In the sixth grade, I was chosen as the correspondent for the school newspaper. I don't remember how it happened, but I wish I could go back in time and thank my teacher for seeing something in me I could not see in myself … and believing in me.
I was blessed with parents who recognized the responsibility of educating a child was not solely at the feet of the teacher. They fostered a love of learning and reading books. We moved to Jacksonville, Florida, at the start of my seventh-grade year, where my geography teacher was amazed I already knew the capitals of all 50 states. It was something my sister and I learned while counting license plates on a family vacation.
In the eighth grade at Ridgeview High in Atlanta, I learned not to daydream in boys health class. If we were caught not paying attention, Coach John Hosack would reach behind him, grab an eraser and throw it at the offender. (I can still see the chalk dust flying when he popped them in the forehead.) The coach also informed my p.e. class we had to do 650 sit-ups in one sitting to get an “A.’’ It seemed an impossible feat – even more impossible when I think about it now – but we kept raising the bar in increments of 25 sit-ups every day. On the final day of class, I did it. My stomach was sore for a week, but I did it.

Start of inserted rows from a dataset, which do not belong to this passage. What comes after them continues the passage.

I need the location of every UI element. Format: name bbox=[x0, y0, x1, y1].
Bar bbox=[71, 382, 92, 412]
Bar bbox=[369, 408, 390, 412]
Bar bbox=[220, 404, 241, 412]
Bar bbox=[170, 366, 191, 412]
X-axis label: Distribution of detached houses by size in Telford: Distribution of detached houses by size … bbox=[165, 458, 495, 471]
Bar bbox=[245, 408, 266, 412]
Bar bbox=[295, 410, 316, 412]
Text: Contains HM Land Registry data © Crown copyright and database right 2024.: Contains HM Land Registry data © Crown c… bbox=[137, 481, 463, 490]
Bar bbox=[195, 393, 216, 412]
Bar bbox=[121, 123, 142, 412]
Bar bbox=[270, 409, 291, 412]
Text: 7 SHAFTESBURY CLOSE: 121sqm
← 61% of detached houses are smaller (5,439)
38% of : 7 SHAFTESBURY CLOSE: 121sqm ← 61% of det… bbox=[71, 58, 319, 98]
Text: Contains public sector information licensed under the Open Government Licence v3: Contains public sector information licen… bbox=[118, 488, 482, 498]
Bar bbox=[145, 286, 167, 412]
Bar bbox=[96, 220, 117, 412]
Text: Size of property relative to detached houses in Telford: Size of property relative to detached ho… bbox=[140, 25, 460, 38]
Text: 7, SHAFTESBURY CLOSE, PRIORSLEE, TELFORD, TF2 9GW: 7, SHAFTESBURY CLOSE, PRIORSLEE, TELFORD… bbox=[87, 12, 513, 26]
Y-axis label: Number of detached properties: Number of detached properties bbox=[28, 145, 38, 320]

My band teacher, Mr. Daniel Smith held high expectations for his students. He worked us harder than any coach I ever had. He was proud, but not satisfied, when our symphonic band achieved a superior rating at band festival.. “It’s the easiest thing in the world to be No. 1,’’ he would tell us. “It’s the hardest thing in the world to stay No. 1.’’ He played the bassoon. Years later, it was found beside him when he was shot to death in the woods. It’s a sadness I carry with me to this day.

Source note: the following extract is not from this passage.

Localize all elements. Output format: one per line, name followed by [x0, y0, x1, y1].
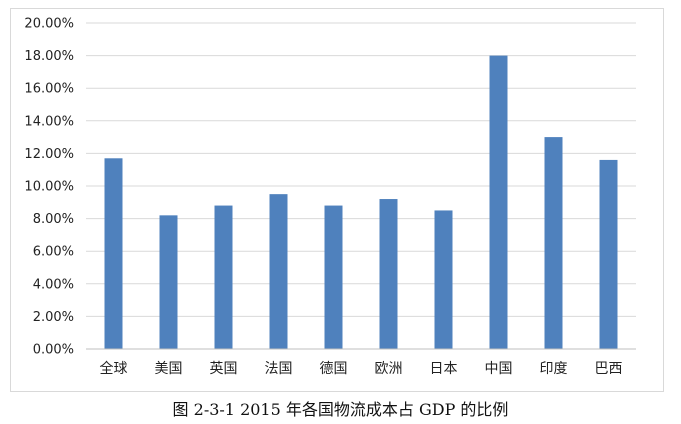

My 10th-grade English teacher, Mrs. Janet Atwood, changed my life.. When our new school, Riverwood, was organizing its first newspaper, the Raiders Digest, she signed me up for journalism. I did not know it until I heard my name over the intercom during the morning announcements. I was named sports editor. Two years later, I won first place in sports writing in the Georgia Scholastic Press Association.
She encouraged me to pursue newspaper writing as my calling. One of my regrets is that she did not live to see me have a long and successful career in journalism. I worked for The Macon Telegraph newspaper for almost 37 years, and I became a teacher myself eight years ago, teaching high school journalism at Stratford Academy in Macon.
Dr. Wally Eberhard was my college adviser and my favorite professor at the University of Georgia’s Henry W. Grady School of Journalism and Mass Communications. He was old school, an uncompromising fundamentalist when it came to facts and fairness. There was no indoctrination in his curriculum, no blurry lines or partisanship printed anywhere in his textbook. Objectivity and ethics were his tenets. He hammered them home with zero tolerance.
Until his death a few years ago, he followed my post-graduate work in the School of Life, too. I often would see him at homecoming or drop by for a visit whenever I was at the Grady. We met for coffee. He sent supportive letters and emails. He wanted to know about my family, my job, my books. He never stopped giving me homework, either, assigning me to give him updates when time permitted. It was daily journalism.
I was not the only former student whose busy life he kept up with and continued to encourage. Although he was a humble guy, he took pride in each of their successes, much the same way an artist reflects on a painting in a gallery.
He never stopped teaching. That’s what teachers do.


This one is my all-time favorite; made me recall details of my own childhood. You are such a natural storyteller⭐️⭐️⭐️⭐️⭐️
I had a favorite teacher named Mr. Braddock in the 6th grade. He really loved history and politics and covered the United States government with gusto. We had just learned about the Secret Service and agents various responsibilities when President Kennedy was shot. It had a life changing effect on me from school to home and my heart.